Hexen gegen Saurier und verrückte Wissenschaftler hieß es beim Rathaussturm in Weissach. Der angeklagte Bürgermeister Jens Millow muss sich einigen kritischen Fragen stellen, etwa zu den Ortsmitten und dem Hochwasserschutz.

Mit gespielter Wucht stoßen die Strudelbachhexen den Rammbock gegen das Zauntor, das vor dem Weissacher Rathaus aufgebaut ist. Dann stürmen sie ins Gebäude. Drinnen liegt überall Papier verstreut, Möbel sind umgestoßen, rote und blaue Blinklichter tauchen die Verwaltung in mysteriöses Licht. Menschen in weißen Kitteln laufen vor Dinos davon.

 

Die Menschenmenge vorm Rathaus kann dies alles verfolgen im Videostream, der auf das Gebäude projiziert ist. Alle halten gespannt den Atem an: Wo ist nur der Bürgermeister? Kann er den Strudelbachhexen beim Rathaussturm entkommen? Im Chefbüro sitzt tatsächlich ein Mitarbeiter im Dino-Kostüm am Schreibtisch, aber es ist nicht Millow. Ein brauner T-Rex hält ein Schild hoch „Ich bin nicht zuständig“ – ein kleiner Seitenhieb auf die Verwaltung.

In einem anderen Zimmer schließlich finden die Hexen Millow und führen ihn nach draußen ab, wo er sich im Hexenkäfig den Anklagepunkten stellen muss. Und zwei Mal muss Millow tatsächlich den ominösen Satz gebrauchen: „Da sind wir gar nicht zuständig.“ Etwa beim früheren Gasthaus Löwen in Flacht, für das es neue Ideen gibt, wo aber nichts voran geht. „Alles zerfällt, nichts passiert“, kommentiert es Strudelbachhexe Ralf Eberhardt, der die Anklage vorträgt.

Beim zweiten Punkt haben die Hexen sogar ein Video gedreht: Eine Strudelbachhexe mit Rollator sitzt auf den Stufen der neuen Volksbankfiliale und bettelt um Geld. Abheben kann sie es in der nicht-barrierefreien Filiale eben nicht. „Solche Dilettanten“, schimpft auch Millow, doch leider: Die Gemeinde ist da nicht zuständig.

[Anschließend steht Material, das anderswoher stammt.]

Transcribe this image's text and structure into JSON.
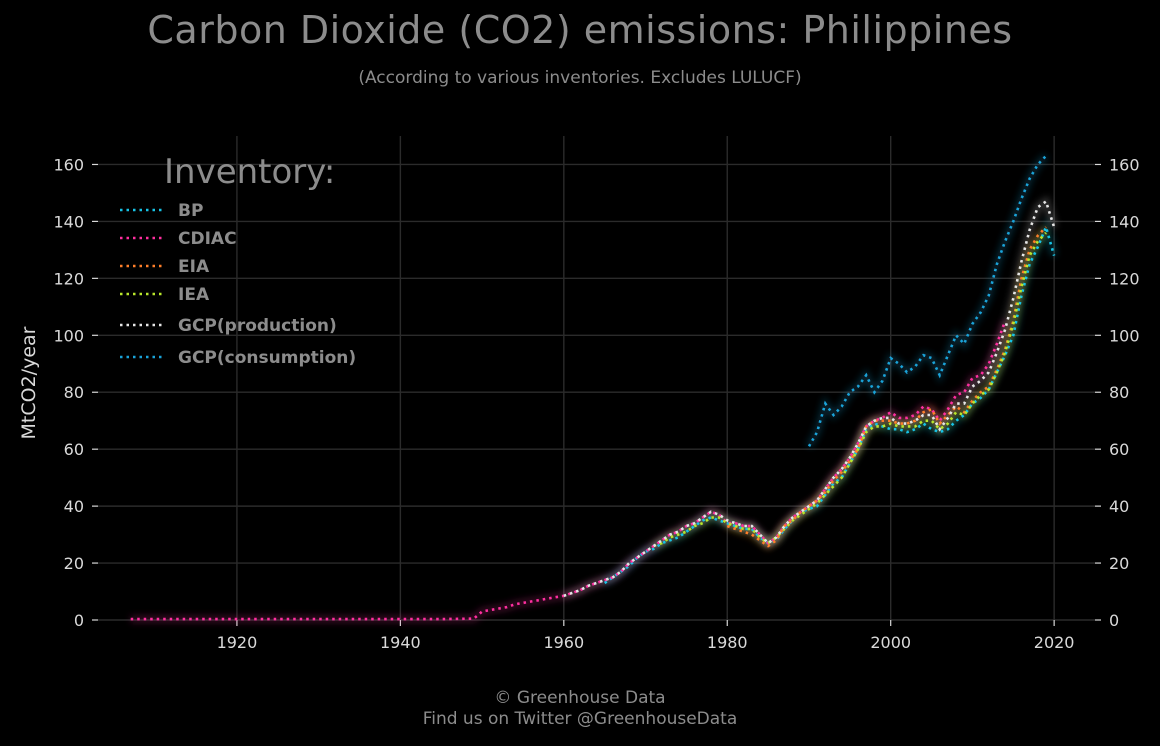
{
  "header": {
    "title": "Carbon Dioxide (CO2) emissions: Philippines",
    "subtitle": "(According to various inventories. Excludes LULUCF)"
  },
  "footer": {
    "line1": "© Greenhouse Data",
    "line2": "Find us on Twitter @GreenhouseData"
  },
  "chart_data": {
    "type": "line",
    "title": "Carbon Dioxide (CO2) emissions: Philippines",
    "subtitle": "(According to various inventories. Excludes LULUCF)",
    "ylabel": "MtCO2/year",
    "xlim": [
      1903,
      2025
    ],
    "ylim": [
      0,
      170
    ],
    "xticks": [
      1920,
      1940,
      1960,
      1980,
      2000,
      2020
    ],
    "yticks": [
      0,
      20,
      40,
      60,
      80,
      100,
      120,
      140,
      160
    ],
    "grid": true,
    "legend_title": "Inventory:",
    "legend_position": "top-left",
    "series": [
      {
        "name": "BP",
        "color": "#17c3e6",
        "x": [
          1965,
          1966,
          1967,
          1968,
          1969,
          1970,
          1971,
          1972,
          1973,
          1974,
          1975,
          1976,
          1977,
          1978,
          1979,
          1980,
          1981,
          1982,
          1983,
          1984,
          1985,
          1986,
          1987,
          1988,
          1989,
          1990,
          1991,
          1992,
          1993,
          1994,
          1995,
          1996,
          1997,
          1998,
          1999,
          2000,
          2001,
          2002,
          2003,
          2004,
          2005,
          2006,
          2007,
          2008,
          2009,
          2010,
          2011,
          2012,
          2013,
          2014,
          2015,
          2016,
          2017,
          2018,
          2019,
          2020
        ],
        "y": [
          13,
          15,
          17,
          19,
          22,
          24,
          25,
          27,
          28,
          29,
          31,
          33,
          35,
          36,
          35,
          34,
          33,
          32,
          32,
          29,
          27,
          28,
          32,
          35,
          38,
          39,
          40,
          44,
          48,
          50,
          55,
          60,
          67,
          69,
          68,
          67,
          67,
          66,
          67,
          69,
          67,
          66,
          67,
          70,
          72,
          76,
          78,
          81,
          87,
          93,
          100,
          114,
          125,
          131,
          138,
          128
        ]
      },
      {
        "name": "CDIAC",
        "color": "#ff2fa0",
        "x": [
          1907,
          1910,
          1915,
          1920,
          1925,
          1930,
          1935,
          1940,
          1945,
          1949,
          1950,
          1951,
          1952,
          1953,
          1954,
          1955,
          1956,
          1957,
          1958,
          1959,
          1960,
          1961,
          1962,
          1963,
          1964,
          1965,
          1966,
          1967,
          1968,
          1969,
          1970,
          1971,
          1972,
          1973,
          1974,
          1975,
          1976,
          1977,
          1978,
          1979,
          1980,
          1981,
          1982,
          1983,
          1984,
          1985,
          1986,
          1987,
          1988,
          1989,
          1990,
          1991,
          1992,
          1993,
          1994,
          1995,
          1996,
          1997,
          1998,
          1999,
          2000,
          2001,
          2002,
          2003,
          2004,
          2005,
          2006,
          2007,
          2008,
          2009,
          2010,
          2011,
          2012,
          2013,
          2014
        ],
        "y": [
          0.3,
          0.3,
          0.3,
          0.3,
          0.3,
          0.3,
          0.3,
          0.3,
          0.3,
          0.5,
          3,
          3.5,
          4,
          4.5,
          5.5,
          6,
          6.5,
          7,
          7.5,
          8,
          8.5,
          9.5,
          10.5,
          12,
          13,
          14,
          15,
          17,
          20,
          22,
          24,
          26,
          28,
          30,
          31,
          33,
          34,
          36,
          38,
          37,
          34,
          34,
          33,
          33,
          30,
          27,
          29,
          33,
          36,
          38,
          40,
          42,
          46,
          50,
          53,
          57,
          62,
          68,
          70,
          71,
          73,
          71,
          71,
          72,
          75,
          74,
          70,
          74,
          79,
          80,
          85,
          86,
          90,
          97,
          105
        ]
      },
      {
        "name": "EIA",
        "color": "#ff7f2a",
        "x": [
          1980,
          1981,
          1982,
          1983,
          1984,
          1985,
          1986,
          1987,
          1988,
          1989,
          1990,
          1991,
          1992,
          1993,
          1994,
          1995,
          1996,
          1997,
          1998,
          1999,
          2000,
          2001,
          2002,
          2003,
          2004,
          2005,
          2006,
          2007,
          2008,
          2009,
          2010,
          2011,
          2012,
          2013,
          2014,
          2015,
          2016,
          2017,
          2018,
          2019
        ],
        "y": [
          33,
          32,
          31,
          30,
          28,
          26,
          28,
          33,
          35,
          38,
          40,
          42,
          45,
          49,
          52,
          56,
          60,
          68,
          70,
          70,
          70,
          69,
          69,
          70,
          73,
          74,
          69,
          72,
          75,
          73,
          77,
          80,
          82,
          88,
          95,
          105,
          120,
          130,
          135,
          138
        ]
      },
      {
        "name": "IEA",
        "color": "#b8e62c",
        "x": [
          1971,
          1972,
          1973,
          1974,
          1975,
          1976,
          1977,
          1978,
          1979,
          1980,
          1981,
          1982,
          1983,
          1984,
          1985,
          1986,
          1987,
          1988,
          1989,
          1990,
          1991,
          1992,
          1993,
          1994,
          1995,
          1996,
          1997,
          1998,
          1999,
          2000,
          2001,
          2002,
          2003,
          2004,
          2005,
          2006,
          2007,
          2008,
          2009,
          2010,
          2011,
          2012,
          2013,
          2014,
          2015,
          2016,
          2017,
          2018,
          2019
        ],
        "y": [
          26,
          27,
          29,
          30,
          31,
          33,
          34,
          36,
          36,
          34,
          33,
          32,
          32,
          29,
          27,
          29,
          32,
          35,
          37,
          39,
          41,
          44,
          47,
          50,
          55,
          60,
          66,
          68,
          68,
          69,
          68,
          68,
          68,
          70,
          70,
          67,
          69,
          73,
          72,
          76,
          79,
          81,
          87,
          94,
          104,
          117,
          128,
          133,
          136
        ]
      },
      {
        "name": "GCP(production)",
        "color": "#e6e6e6",
        "x": [
          1960,
          1961,
          1962,
          1963,
          1964,
          1965,
          1966,
          1967,
          1968,
          1969,
          1970,
          1971,
          1972,
          1973,
          1974,
          1975,
          1976,
          1977,
          1978,
          1979,
          1980,
          1981,
          1982,
          1983,
          1984,
          1985,
          1986,
          1987,
          1988,
          1989,
          1990,
          1991,
          1992,
          1993,
          1994,
          1995,
          1996,
          1997,
          1998,
          1999,
          2000,
          2001,
          2002,
          2003,
          2004,
          2005,
          2006,
          2007,
          2008,
          2009,
          2010,
          2011,
          2012,
          2013,
          2014,
          2015,
          2016,
          2017,
          2018,
          2019,
          2020
        ],
        "y": [
          8.5,
          9.5,
          10.5,
          12,
          13,
          14,
          15,
          17,
          20,
          22,
          24,
          26,
          28,
          30,
          31,
          33,
          34,
          36,
          38,
          37,
          35,
          34,
          33,
          33,
          30,
          27,
          29,
          33,
          36,
          38,
          40,
          42,
          46,
          50,
          53,
          57,
          62,
          68,
          70,
          71,
          71,
          69,
          69,
          70,
          72,
          72,
          67,
          71,
          76,
          76,
          82,
          84,
          87,
          94,
          102,
          113,
          126,
          137,
          145,
          147,
          138
        ]
      },
      {
        "name": "GCP(consumption)",
        "color": "#1aa3d9",
        "x": [
          1990,
          1991,
          1992,
          1993,
          1994,
          1995,
          1996,
          1997,
          1998,
          1999,
          2000,
          2001,
          2002,
          2003,
          2004,
          2005,
          2006,
          2007,
          2008,
          2009,
          2010,
          2011,
          2012,
          2013,
          2014,
          2015,
          2016,
          2017,
          2018,
          2019
        ],
        "y": [
          61,
          66,
          76,
          72,
          75,
          80,
          82,
          86,
          80,
          84,
          92,
          90,
          87,
          89,
          93,
          92,
          86,
          93,
          100,
          97,
          104,
          108,
          114,
          125,
          133,
          140,
          148,
          155,
          160,
          163
        ]
      }
    ]
  }
}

Viele Themen brennen den Weissachern in diesem Jahr auf den Nägeln. Etwa die Ortsmitte Weissach. Ein Foto zeigt Eberhardt dort im Jahr 1992 im Alter von neun Jahren. „Das einzige, das sich seitdem verändert hat, bin ich“, schimpft er. Der Rathauschef verspricht: Noch dieses Jahr wird die Planung der Ortserneuerung festgezurrt.

Auch beim Hochwasserschutz im Strudelbachtal zwischen den Ortsteilen geht es 2025 weiter. „Da gibt’s doch nur zwei Möglichkeiten: Entweder wird Weissach geflutet oder es gibt Flacht mit Seeblick“, heißt es in der Anklage. Oder fängt es so an wie 1961 in Berlin? „Niemand hat die Absicht, eine Mauer zu errichten“, sagt der Bürgermeister in bestem Walter-Ulbricht-Ton. Stattdessen gibt es einen grünen Wall.

Jede Menge heiße Eisen werden angefasst, so auch das Thema Wertstoffhof. Neuer Standort am Häckselplatz? „Die ganze Gemeinde macht samstags eine Polonaise durch die Prärie, um die Joghurtbecher loszuwerden“, schimpft Ankläger Ralf Eberhardt. Zum Glück sei die Idee verworfen worden. Doch ein Pop-up-Wertstoffhof bei den Glascontainern? Da ist doch jetzt schon kein Platz für zwei Autos. „Macht das Rathaus sich einen Spaß daraus, die Bürger zu ärgern?“, schimpft er weiter.

Am Ende muss Jens Millow den Schlüssel zum Rathaus abgeben, die Strudelbachhexen übernehmen bis Faschingsdienstag das Kommando. Das wird noch bis spät in den Abend gefeiert, draußen mit den Gugge Gaiße aus Kieselbronn und dem Schalmeienzug der Feuerwehr Leonberg oder drinnen im beheizten Partyzelt mit DJ-Musik. Am nächsten Morgen reibt sich der Rathaus-Besucher verwundert die Augen, nichts weist mehr auf Hexen und Dinos hin. War der „Weissach Park“ etwa nur ein böser Traum? Oder brüten die verrückten Weissacher Wissenschaftler schon am nächsten Plan?